Obviamente eu sou favorável à decisão do STF. Tem que ter Censo. Mas me entristece profundamente quando uma questão de agenda estatística e de geoinformação necessita chegar ao Supremo. Isso nunca aconteceu. Censos são obrigações legais. Está na Constituição, e tem uma lei de 1991 sobre isso. É correta a decisão do ministro? Sim, tem que fazer o Censo. Mas há perguntas que precisam ser colocadas. Quanto de orçamento precisa? É para ser ser feito neste ano? E se for feito neste ano, vamos discutir como vai ser feito. Você não pode acreditar que um projeto de Censo feito para 2020, quando não existia a covid, é o mesmo projeto que vai ser feito pós covid-19. E nem é pós, estamos no meio. Teria que ser repensado. Esse Censo é adequado? Considerando essa fase de transição, talvez não tenha que ser feita uma nova operação estatístico-demográfica daqui a 3, 4 anos? Em 2021 vai ser falho, não tem jeito. E tem que se encarar como fazer estatística na pandemia. A taxa de não resposta da PNAD [Pesquisa Nacional por Amostras de Domicílio] Contínua hoje é de 50%, as pessoas estão se negando a responder. Vai fazer censo usando internet e telefone? Calma. A parcela da população que você pode considerar que responderia pela internet corresponde a 6%. No mundo não tem pesquisa censitária por telefone. E se baterem na sua casa, sem vacinação, mesmo que o pesquisador tenha EPI [Equipamento de Proteção Individual], você vai querer responder? As pessoas estão estressadas, indignadas, com medo de morrer porque não tem vacina. Vai fazer um censo neste momento? Eu acho questão de bom senso ter coragem de não fazer. Por outro lado, eu entendo o IBGE: existe o medo de não ter dinheiro para não fazer nunca esse Censo. Estamos numa situação de dilema. É leviano dizer que a realização do Censo em 2021 terá a qualidade do Censo em 2022. Não é verdade.

Como classificaria a importância de um Censo para o país quando falamos de planejamento de longo prazo?

É uma longa lista de impactos. A geografia do país depende desse Censo, o planejamento em saúde. Como vamos distribuir vacina pela população? Estamos distribuindo em cima de uma base populacional projetada há 10 anos. Você não tem possibilidade de planejar o SUS. Onde é que eu vou botar equipamento e médico? Eu não consigo planejar a educação, porque eu não sei a idade das pessoas. Tenho que saber onde é que estão as crianças, os adolescentes, os idosos. Você não consegue fazer política habitacional, porque eu não sei quem aluga e quem é proprietário. Como é que você pode pensar o Bolsa Família se não tem distribuição de renda efetiva da população? Onde está a pobreza? Esse Censo iria levantar pela primeira vez os quilombolas, mas também indígenas. Como vão fazer política indigenista? Qual é o retrato que eu preciso para planejar o país? É o de 2020 ou de 2022? Porque o de 2021 com certeza não é, estamos no meio do turbilhão da pandemia. Cadê a abertura de um país democrático, científico, onde quando se cria um caos você chama quem entende para discutir o que vamos fazer? Isso me angustia profundamente. O projeto de Censo não está pronto. Temos mais de 400 mil mortos no país, mais de 3 mil por dia, e isso tem que ser considerado em estatística.
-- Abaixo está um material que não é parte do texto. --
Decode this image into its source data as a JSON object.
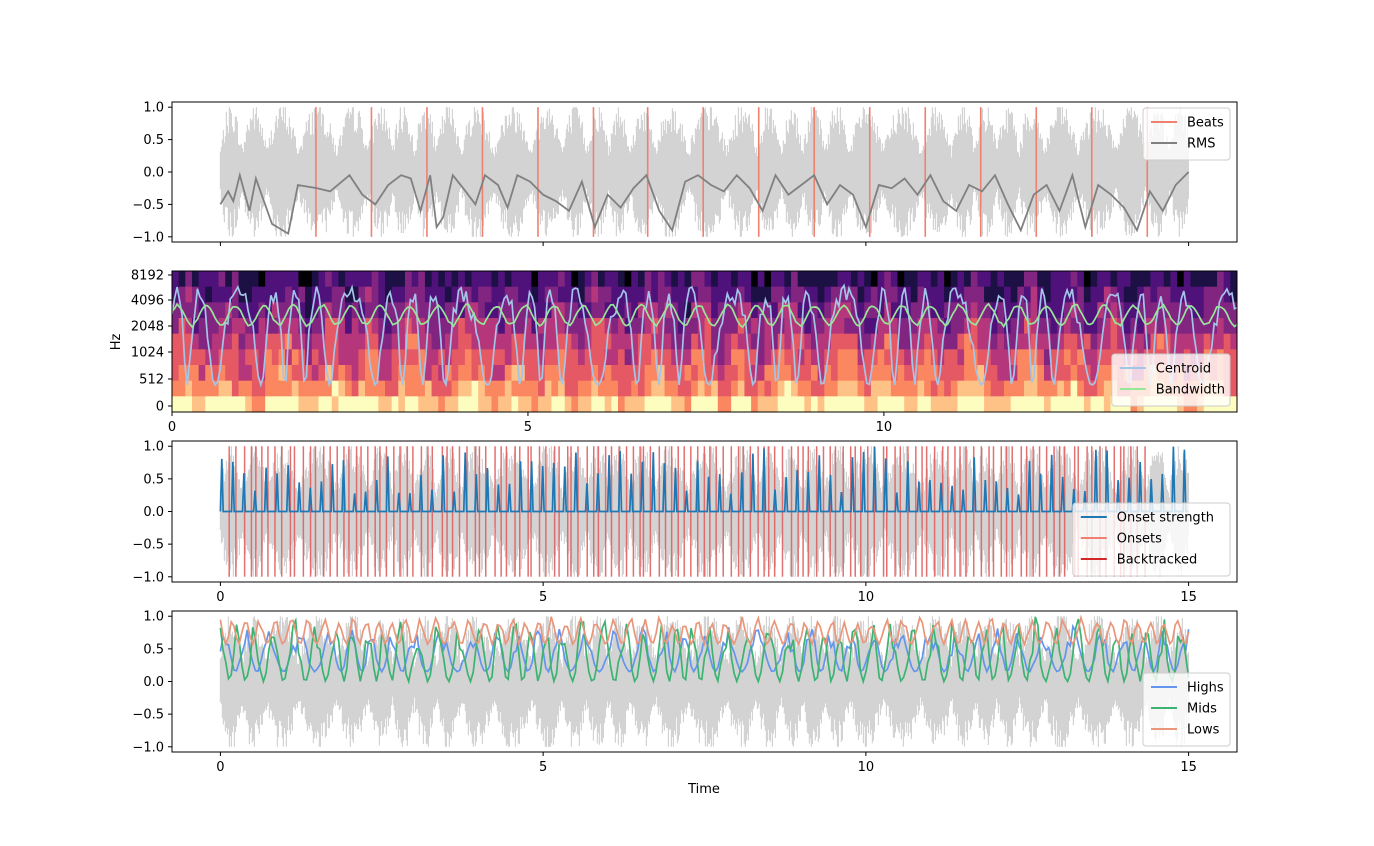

Há um debate político de que a não realização do Censo interessaria ao governo Bolsonaro, por omitir dados da pandemia. Qual a sua opinião?

Isso é o Brasil de hoje: o Brasil vive com medo. A gente tem medo de não ter orçamento para fazer o Censo. A gente tem medo que exista uma pressão por desinformação. Considerando que o presidente já criticou a pesquisa de emprego várias vezes, considerando que tivemos problema de informação não só no IBGE, mas no Inpe, no Inep, na polêmica sobre divulgação de dados do Ministério da Saúde, não é impossível imaginar que exista esse desinteresse efetivamente. O Censo vai revelar um país com sequelas enormes, da pandemia, econômicas, de perda de emprego, de renda. E temos uma eleição em 2022. Mas vamos fazer estatística mal feita por causa do medo?

O Congresso seria o espaço para se debater essa questão?

Havia a Frente da Geografia, Estatística e Meio Ambiente. Atuou fortemente dentro do Congresso e garantiu a realização do censo agropecuário. O Congresso é fundamental. Essa frente morreu em 2019, com a nova gestão do IBGE, e foi ignorada. Se existisse essa frente, não sei se teriam cortado o orçamento do IBGE.